The present invention generally relates to assurance and financing services, and more specifically, to a method and system for providing assurance and financing services to buyers and sellers involved in commercial transactions.
In business-to-business transactions, buyers and sellers can establish relationships with one another in a number of different ways. For example, when the transactional volume and/or amount reaches a certain level, a buyer and a seller typically enter into a sales agreement to minimize the risks of exposure and breach by either party. In addition, when a buyer and a seller wish to establish a long-term relationship with one another, they also typically enter into a sales agreement which includes the terms and conditions which govern the rights and obligations of the parties whenever they deal with each other, thereby avoiding the need to negotiate terms and conditions for each transaction on an ad hoc basis.
While sales agreements are routinely used by buyers and sellers to establish contractual relationships with one another, the terms and conditions of a sales agreement typically still need to be reviewed and applied to each transaction manually. In other words, even when a buyer and a seller have established a long-term contractual relationship via execution of a sales agreement, whenever a transaction is to be completed between the parties, both parties still need to manually ensure that the transaction is compliant with the terms and conditions of the sales agreement. The examination of the terms and conditions of the sales agreement is usually done by a human being on an individual basis for each transsection. This manual examination process is often tedious, time-consuming and prone to errors.
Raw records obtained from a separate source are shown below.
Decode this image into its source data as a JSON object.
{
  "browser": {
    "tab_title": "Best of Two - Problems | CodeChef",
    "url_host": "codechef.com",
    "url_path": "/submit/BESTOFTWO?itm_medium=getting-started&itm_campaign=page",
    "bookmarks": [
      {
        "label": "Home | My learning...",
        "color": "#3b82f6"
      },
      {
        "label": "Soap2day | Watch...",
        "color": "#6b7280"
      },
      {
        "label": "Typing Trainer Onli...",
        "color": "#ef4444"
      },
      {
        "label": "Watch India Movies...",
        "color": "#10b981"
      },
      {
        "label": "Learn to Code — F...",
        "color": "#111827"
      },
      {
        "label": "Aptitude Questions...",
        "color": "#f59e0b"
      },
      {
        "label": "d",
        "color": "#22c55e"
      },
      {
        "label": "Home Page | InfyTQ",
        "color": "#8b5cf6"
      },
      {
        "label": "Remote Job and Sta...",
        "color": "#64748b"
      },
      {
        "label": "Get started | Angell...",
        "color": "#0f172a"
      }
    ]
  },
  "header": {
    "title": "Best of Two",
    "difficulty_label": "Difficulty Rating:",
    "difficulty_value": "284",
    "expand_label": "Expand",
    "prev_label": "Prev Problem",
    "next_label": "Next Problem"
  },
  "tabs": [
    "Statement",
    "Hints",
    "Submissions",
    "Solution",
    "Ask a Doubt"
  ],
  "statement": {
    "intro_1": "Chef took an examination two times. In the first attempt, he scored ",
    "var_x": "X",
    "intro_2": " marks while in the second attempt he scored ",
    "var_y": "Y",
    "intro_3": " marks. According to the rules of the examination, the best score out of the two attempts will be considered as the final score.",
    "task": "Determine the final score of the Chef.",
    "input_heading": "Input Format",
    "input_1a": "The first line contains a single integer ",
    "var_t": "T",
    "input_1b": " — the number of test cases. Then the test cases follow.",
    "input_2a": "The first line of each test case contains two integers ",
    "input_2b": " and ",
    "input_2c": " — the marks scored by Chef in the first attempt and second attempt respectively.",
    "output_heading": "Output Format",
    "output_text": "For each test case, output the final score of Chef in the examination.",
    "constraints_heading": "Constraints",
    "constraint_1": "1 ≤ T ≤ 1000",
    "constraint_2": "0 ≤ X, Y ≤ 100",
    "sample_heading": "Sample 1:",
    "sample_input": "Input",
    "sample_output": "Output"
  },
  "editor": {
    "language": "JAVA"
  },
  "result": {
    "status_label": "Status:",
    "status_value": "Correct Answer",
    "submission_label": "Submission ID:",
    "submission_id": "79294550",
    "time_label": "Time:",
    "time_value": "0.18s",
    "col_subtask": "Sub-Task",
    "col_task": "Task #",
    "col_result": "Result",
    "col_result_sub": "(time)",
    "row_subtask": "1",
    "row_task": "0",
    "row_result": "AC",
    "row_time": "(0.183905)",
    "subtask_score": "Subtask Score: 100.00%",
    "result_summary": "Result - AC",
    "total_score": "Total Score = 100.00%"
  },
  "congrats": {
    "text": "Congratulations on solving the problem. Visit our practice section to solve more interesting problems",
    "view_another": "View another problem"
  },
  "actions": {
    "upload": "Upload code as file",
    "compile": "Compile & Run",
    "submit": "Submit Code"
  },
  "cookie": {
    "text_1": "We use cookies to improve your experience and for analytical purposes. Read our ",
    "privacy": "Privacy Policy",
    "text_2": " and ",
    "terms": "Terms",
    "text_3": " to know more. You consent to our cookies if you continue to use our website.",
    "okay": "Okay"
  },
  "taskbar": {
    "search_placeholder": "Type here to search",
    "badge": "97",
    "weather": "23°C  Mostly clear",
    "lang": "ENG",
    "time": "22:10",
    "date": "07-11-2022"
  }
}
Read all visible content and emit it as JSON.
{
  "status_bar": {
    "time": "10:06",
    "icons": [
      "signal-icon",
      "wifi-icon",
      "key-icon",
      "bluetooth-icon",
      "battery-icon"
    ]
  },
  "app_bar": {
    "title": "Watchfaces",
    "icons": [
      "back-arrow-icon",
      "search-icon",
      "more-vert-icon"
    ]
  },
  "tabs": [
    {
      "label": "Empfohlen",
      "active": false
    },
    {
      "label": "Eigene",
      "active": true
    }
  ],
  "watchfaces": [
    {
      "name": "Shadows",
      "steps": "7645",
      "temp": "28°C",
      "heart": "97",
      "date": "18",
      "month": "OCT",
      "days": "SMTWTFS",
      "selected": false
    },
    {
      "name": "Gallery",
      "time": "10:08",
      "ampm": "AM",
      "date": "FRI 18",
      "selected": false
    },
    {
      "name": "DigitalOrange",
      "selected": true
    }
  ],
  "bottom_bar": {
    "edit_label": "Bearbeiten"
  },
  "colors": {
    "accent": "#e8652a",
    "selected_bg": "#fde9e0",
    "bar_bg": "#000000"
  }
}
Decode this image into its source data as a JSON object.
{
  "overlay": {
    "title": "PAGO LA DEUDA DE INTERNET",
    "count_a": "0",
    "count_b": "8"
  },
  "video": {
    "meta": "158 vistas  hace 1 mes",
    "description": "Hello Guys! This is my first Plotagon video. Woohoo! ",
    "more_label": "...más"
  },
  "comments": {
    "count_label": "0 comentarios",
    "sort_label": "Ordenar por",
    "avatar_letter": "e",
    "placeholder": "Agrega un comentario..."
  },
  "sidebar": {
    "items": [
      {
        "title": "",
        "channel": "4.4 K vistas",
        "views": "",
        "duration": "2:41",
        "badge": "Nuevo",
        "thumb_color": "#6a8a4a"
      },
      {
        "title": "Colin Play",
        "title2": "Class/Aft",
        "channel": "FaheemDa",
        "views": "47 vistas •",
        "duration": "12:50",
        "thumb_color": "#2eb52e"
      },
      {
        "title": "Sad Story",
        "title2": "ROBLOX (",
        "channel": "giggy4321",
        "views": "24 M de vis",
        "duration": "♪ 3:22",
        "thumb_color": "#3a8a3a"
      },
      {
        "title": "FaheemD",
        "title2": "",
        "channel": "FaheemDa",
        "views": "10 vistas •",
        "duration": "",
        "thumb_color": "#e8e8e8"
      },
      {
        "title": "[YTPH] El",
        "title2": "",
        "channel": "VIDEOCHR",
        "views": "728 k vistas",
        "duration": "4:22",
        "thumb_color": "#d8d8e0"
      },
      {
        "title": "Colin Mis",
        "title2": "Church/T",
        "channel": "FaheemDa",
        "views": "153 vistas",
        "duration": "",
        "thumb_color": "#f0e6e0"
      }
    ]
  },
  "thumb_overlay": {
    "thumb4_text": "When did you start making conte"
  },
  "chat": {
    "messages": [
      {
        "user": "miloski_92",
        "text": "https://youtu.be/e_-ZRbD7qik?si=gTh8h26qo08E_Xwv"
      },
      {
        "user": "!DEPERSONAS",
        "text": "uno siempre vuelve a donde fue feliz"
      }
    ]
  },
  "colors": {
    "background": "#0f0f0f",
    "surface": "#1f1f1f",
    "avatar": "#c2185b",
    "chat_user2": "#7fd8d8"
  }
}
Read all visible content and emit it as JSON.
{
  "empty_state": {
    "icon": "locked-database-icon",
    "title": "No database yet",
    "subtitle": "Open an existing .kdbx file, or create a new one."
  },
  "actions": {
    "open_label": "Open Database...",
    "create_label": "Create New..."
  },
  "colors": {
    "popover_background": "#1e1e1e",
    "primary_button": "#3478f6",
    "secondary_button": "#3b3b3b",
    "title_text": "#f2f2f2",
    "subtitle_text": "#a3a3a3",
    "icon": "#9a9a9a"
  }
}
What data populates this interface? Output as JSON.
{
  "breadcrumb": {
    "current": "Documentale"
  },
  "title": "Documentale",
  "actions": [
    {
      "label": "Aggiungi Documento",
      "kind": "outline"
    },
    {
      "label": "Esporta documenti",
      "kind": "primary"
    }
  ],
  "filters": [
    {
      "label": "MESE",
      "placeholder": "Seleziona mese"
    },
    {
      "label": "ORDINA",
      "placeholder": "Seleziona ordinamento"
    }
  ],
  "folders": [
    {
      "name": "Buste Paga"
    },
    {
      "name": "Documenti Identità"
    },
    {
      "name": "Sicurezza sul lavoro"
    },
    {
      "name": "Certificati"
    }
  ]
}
Therefore, it would be desirable to have a system which is capable of storing and applying in an automated manner the terms and conditions of a sales agreement between a buyer and a seller for transactions conducted between the parties.
Furthermore, a buyer and a seller may have more than one sales agreement between the parties. In fact, as between a buyer and a seller who have a long-term relationship, various types of sales agreements often exist and apply to different types of transactions between the parties. Manually reviewing these various types of sales agreements to determine which specific sale agreement applies to a particular transaction is obviously inefficient. Therefore, it would also be desirable to have a system which is capable of collectively storing and maintaining terms and conditions of sales agreements between a buyer and a seller.
A transaction between a buyer and a seller is typically completed in the following manner. A buyer usually issues a purchase order to a seller for goods and/or services which the buyer wishes to purchase. Upon receipt of the purchase order, the seller ships the goods to the buyer. The seller generally simultaneously forwards an invoice for the amount due when the goods are shipped. It is up to the buyer to honor that invoice and pay within an agreed upon period of time. Payment by the buyer is typically made via check or money transfer. Alternatively, payment can also be made via credit cards or similar credit arrangements.
A normal credit card transaction involves a number of parties, including a buyer who possesses a credit card, a seller, an acquirer, an issuer and a credit card association such as Visa or Mastercard. The acquirer is a business entity, e.g., a commercial bank, that has a business relationship with the seller and receives all the credit card transactions from that seller. The issuer is a business entity which issues the credit card to the buyer. The credit card association such as Visa maintains a network of processing applications, e.g., VisaNet, which facilitates issuance of credit cards and processing of credit card transactions.
A typical credit card transaction involves the following steps. First, the seller calculates the amount of the transaction or purchase and seeks payment from the buyer. The buyer then presents the seller with his/her credit card. The seller then runs the credit card through a point of sale terminal. The point of sale terminal captures credit card and sales information and sends such information together with an authorization request to the acquirer. The acquirer, in turn, processes the information received from the point of sale terminal and forwards any relevant information and the authorization request to the issuer. The issuer processes the relevant information and the authorization request to determine whether the transaction should be authorized. The issuer then sends an approval or denial code back to the acquirer. The acquirer relays the approval or denial code to the point of sale terminal for use by the seller. If the transaction is authorized, the buyer is allowed to consummate the transaction with the seller. Typically, at a later time, the accounts maintained by the issuer and the acquirer are settled and reconciled. The issuer transfers the transaction amount minus a fee to the acquirer. The acquirer then deducts a fee from the amount received from the issuer. The remaining amount is then transferred by the acquirer to the seller's account. A separate fee is charged by the credit card association for use of its network to facilitate the transaction.
Credit card transactions are generally well accepted. Computer systems have been developed to process these transactions in a reliable and secure manner. One such computer system known as VisaNet is developed by Visa to process credit card transactions. Therefore, it would be desirable to have a system which is capable of taking advantage of currently available computing resources thereby further expediting and facilitating transactions between buyers and sellers.